Akibat pening yang kambuh, Seokjin perlahan berhenti berlari. Padahal tinggal sedikit lagi menginjak pesisir pantai bebatuan, tapi mau bagaimana? Kode tubuhnya tak bisa ditolerir. Karena sebenarnya sedari rumah, rasa menyebalkan itu mengambil alih. Menjadikan suasana hati Seokjin kian buruk. Dan, melihat pria jangkung di depan yang sama kelelahan membelakanginya dengan merunduk ambil napas sejenak, rasa panas naik ke ubun-ubun Seokjin. Dengan langkah konstan ia mendekat.

"Baiklah. Kita bisa berjalan pelan dari sini. Hakdong sudah tinggal ...."

"Kim Namjoon." Seokjin sontak melayangkan kepalan tangan kuat-kuat begitu empunya nama berpaling sampai dibuat terhuyung-huyung. "Itu untuk kelakuan seenak jidatmu yang terlalu dekat denganku."

Namjoon merasakan rahangnya nyeri luar biasa. Pandangannya sampai buram sesaat. Ia berpaling tak percaya, tapi lalu kembali ditinju. Membuatnya terhuyung mundur nyaris jatuh.

"Itu untuk ide bejatmu yang melibatkan adik juga paman dan bibiku dalam kebohongan busuk selama ini." Seokjin menelan ludah. Sakit kepalanya perlahan mencakar dan emosi yang merongrong dalam dadanya sudah tak sanggup lagi disalurkan dengan teriak atau murka berlebihan, tapi ia ingin sekali melayangkan bogem mentah. Entah kenapa.
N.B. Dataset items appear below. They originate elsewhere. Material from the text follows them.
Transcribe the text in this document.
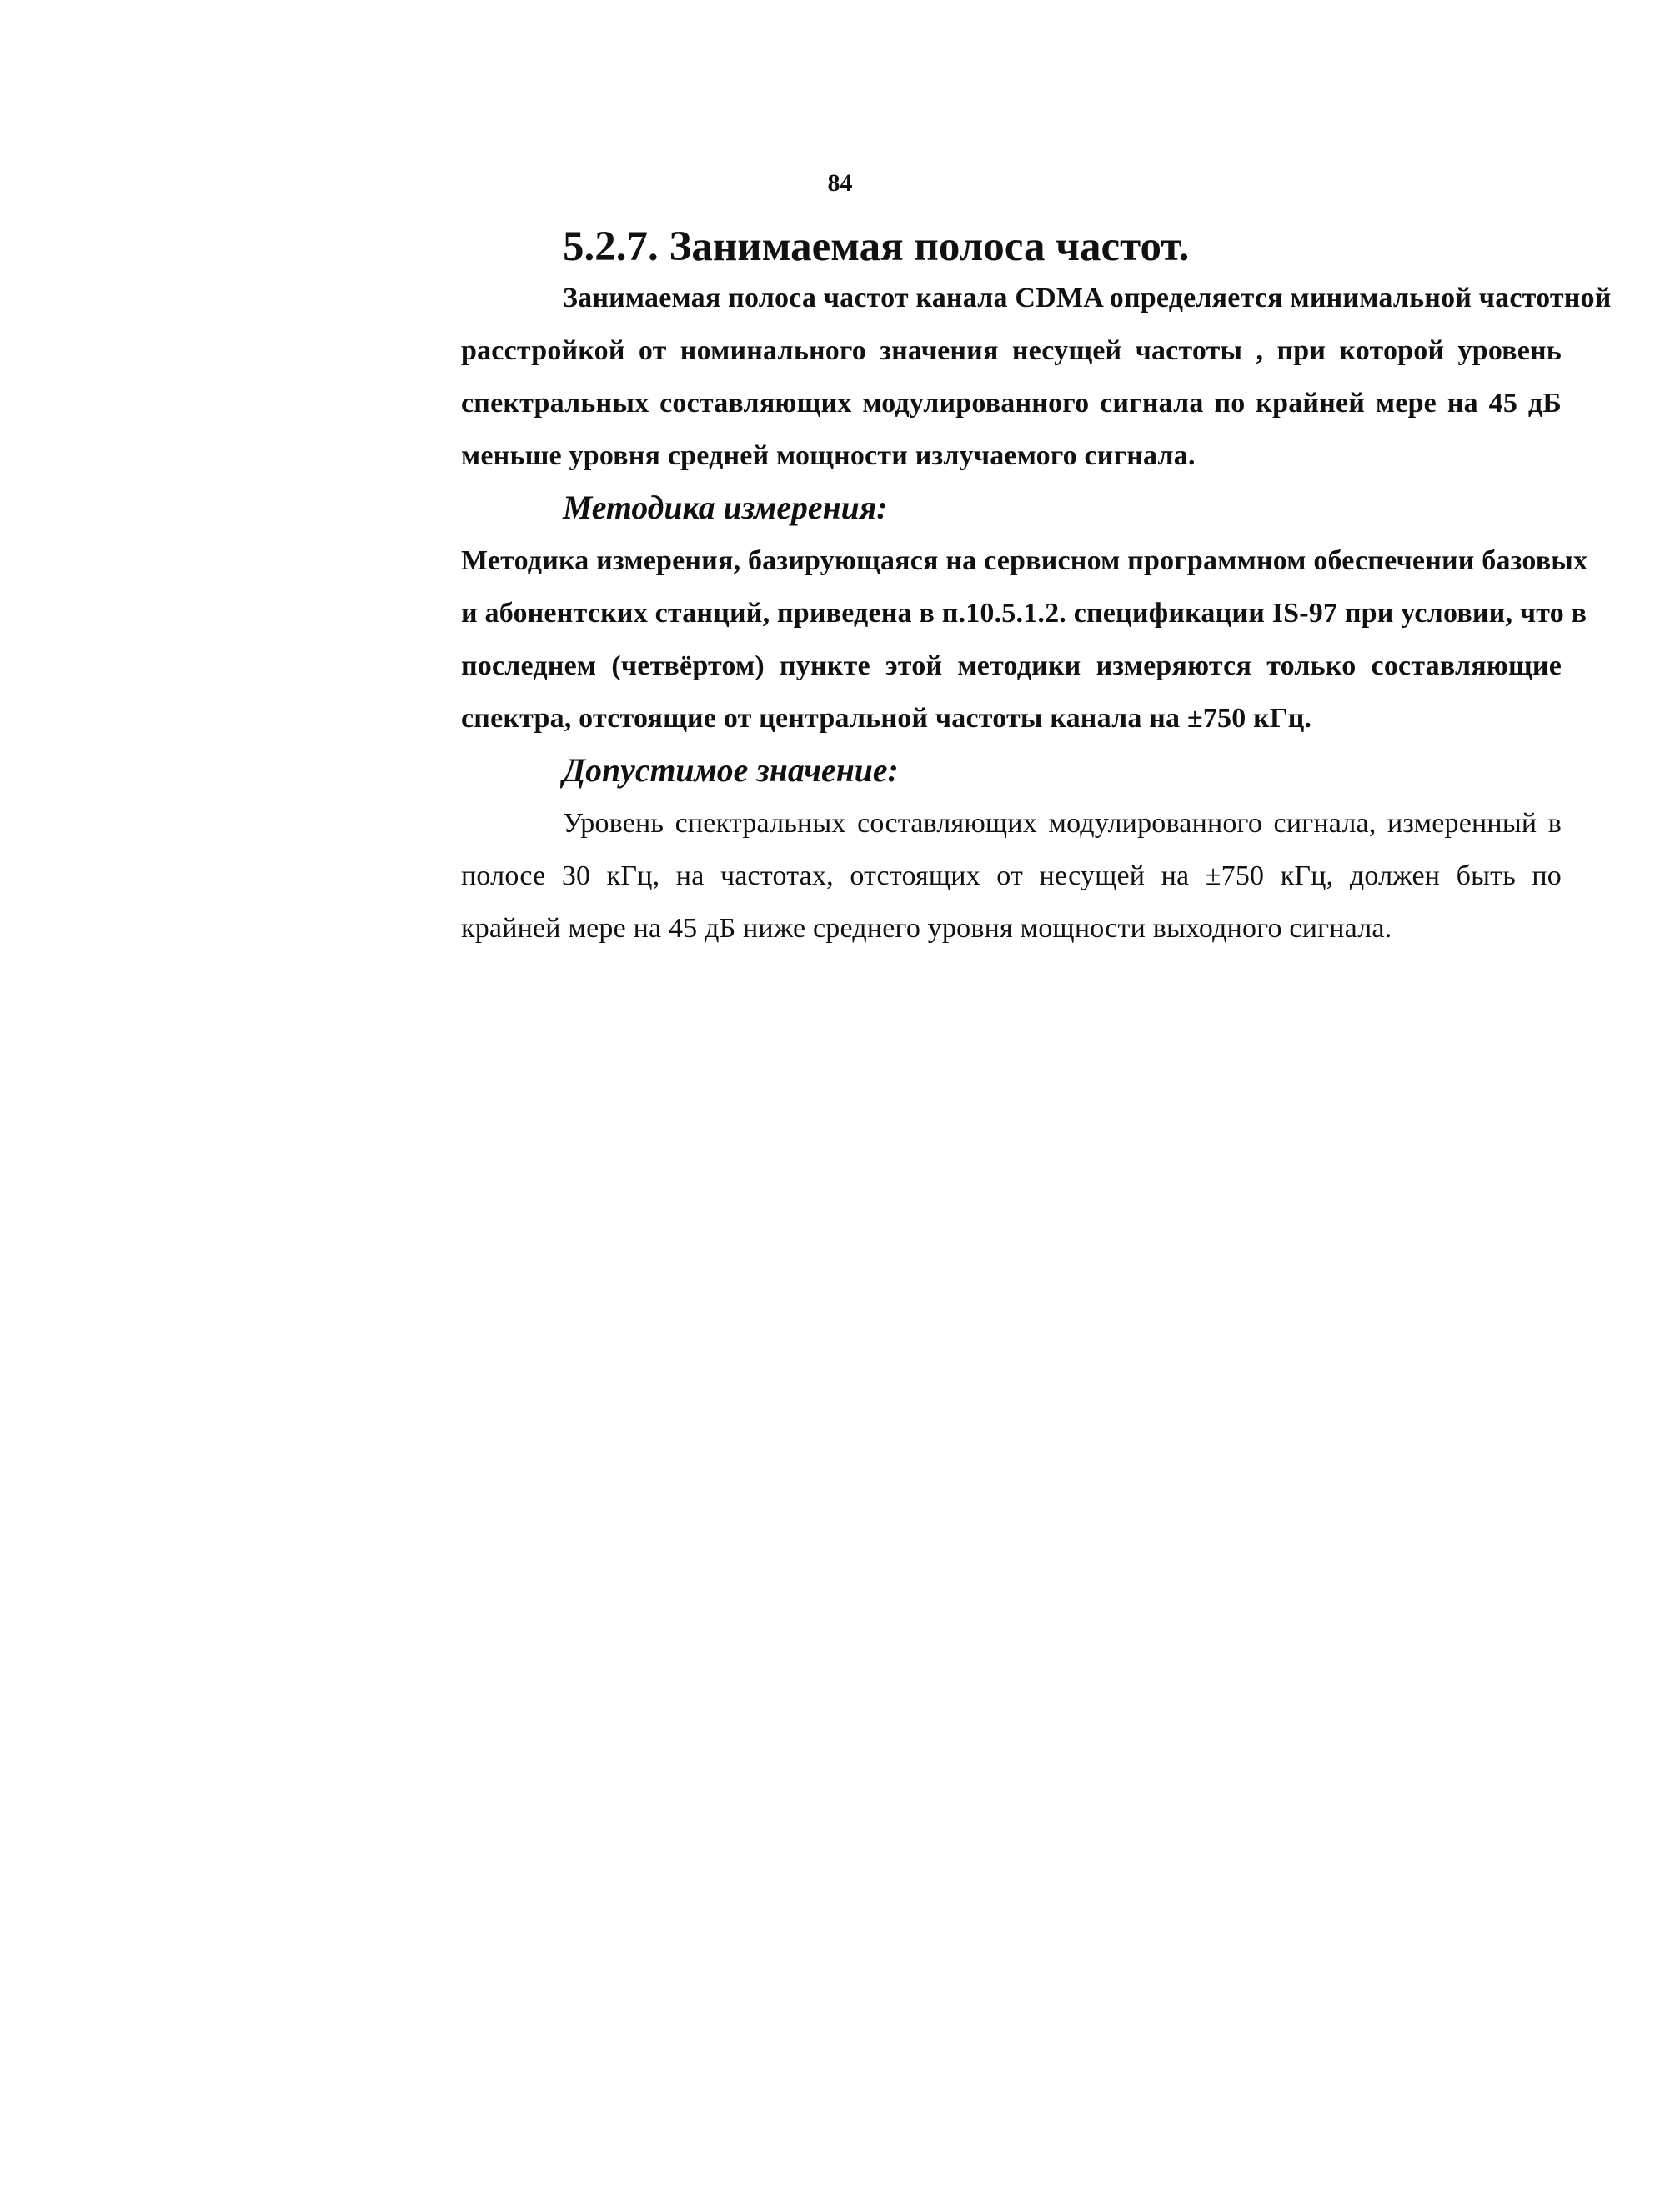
84
5.2.7. Занимаемая полоса частот.

Занимаемая полоса частот канала CDMA определяется минимальной частотной

расстройкой от номинального значения несущей частоты , при которой уровень
спектральных составляющих модулированного сигнала по крайней мере на 45 дБ
меньше уровня средней мощности излучаемого сигнала.

Методика измерения:

Методика измерения, базирующаяся на сервисном программном обеспечении базовых
и абонентских станций, приведена в п.10.5.1.2. спецификации IS-97 при условии, что в
последнем (четвёртом) пункте этой методики измеряются только составляющие
спектра, отстоящие от центральной частоты канала на ±750 кГц.

Допустимое значение:

Уровень спектральных составляющих модулированного сигнала, измеренный в
полосе 30 кГц, на частотах, отстоящих от несущей на ±750 кГц, должен быть по
крайней мере на 45 дБ ниже среднего уровня мощности выходного сигнала.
Namjoon mengibas kepalanya guna menyingkirkan rasa berdenyut di wajah. Ia merentangkan tangan seolah mencari pegangan, tapi tak kunjung didapatkan. "Seokjin-ah ... bisa kujelaskan ...."

"Apanya? Jungkook sudah mengatakan semuanya, bahkan sangat membelamu. Racun apa yang sudah kau gunakan padanya, Kim Namjoon?"

Namjoon memperoleh pandangannya dengan jelas kembali. Seokjin di depan sana berdiri miring ke satu sisi, tampak sangat jengah. Oh, tidak.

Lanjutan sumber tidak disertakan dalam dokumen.